Africa is filled with so many problems with no easy solutions.  One thing I have noticed is that drunk diving isn’t taken as seriously as in America. I have been here a month and have already come across a couple drunk drivers. The cops are so busy dealing with violence it seems that drunk driving isn’t noticed. One evening, I was sitting outside on my porch with a friend and I noticed a lady driving by on the lawn with her trunk open. She was driving slow but jerky. A few second later she crashed into my neighbors close line shattering her car window. She then backed up and ran into a tree, and then she kept going! Eventually she stopped the car. A few of us ran out there, and sure enough, she was drunk.  We didn’t let her drive, but nobody called the cops because apparently police officers don’t come out to Refilwe at night. It was interesting how she got in because at night our gates are locked and the security guard has to let us in. He let her in because she said she was here to see Jaco- her boyfriend. The directors name here at Refilwe is also Jaco. She was too drunk to notice that this wasn’t her boyfriends house. There are no houses around Refilwe so she must have been way lost and the place she happened to end up was at Refilwe’s gates, where she got let in because there is someone here with the same name as her boyfriend. By the way she was driving I can’t believe she even made it to Refilwe alive but it’s good she did because we didn’t let her drive anymore.  I don’t think her coming here was a coincidence at all.
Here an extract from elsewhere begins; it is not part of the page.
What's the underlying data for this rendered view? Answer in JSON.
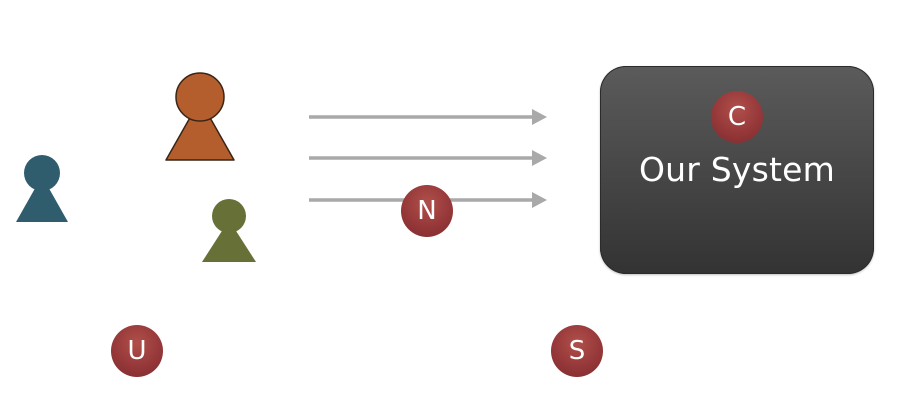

Then, a few days later I came across another drunken lady that had been driving.  On Saturday I was walking to a swimming pool with a friend when we saw a lady stuck in a ditch on the side of the road. When we went to help her out I noticed she seemed frazzled and a little drunk. She also had bloody scratches on her body. Inside her car was open beer and a blood soaked napkin. I asked her if she was alright, and she told me she was running away from an abusive x-boyfriend- which explained all the blood. She didn’t need or want anything other than to get her car out of the ditch. A nearby worker was driving a fork lift, so he came and pulled her out of the ditch. The workers noticed she was drunk and they started to talk to her about it and she started crying, we knew she wasn’t going to be driving anytime soon with the workers there, so that’s when we hitched a ride with the forklift to the swimming pool. I never know what to expect next.

On a lighter note, I’ve been learning to speak a few Soto words. My goal is to try to be able to speak conversational Soto before I leave, but it’s very difficult and I don’t think I will meet that goal.  I can now say Hi, How are you, how was you’re day, I’m fine, No, Thank You, good night and you too.  There are 7 languages that are spoken here but many people can understand a little of each but i'm just picking one to learn.  My friends here have been teaching me how to speak it and I also have been picking up some words when I work in the tree nursery because some of the guys speak it.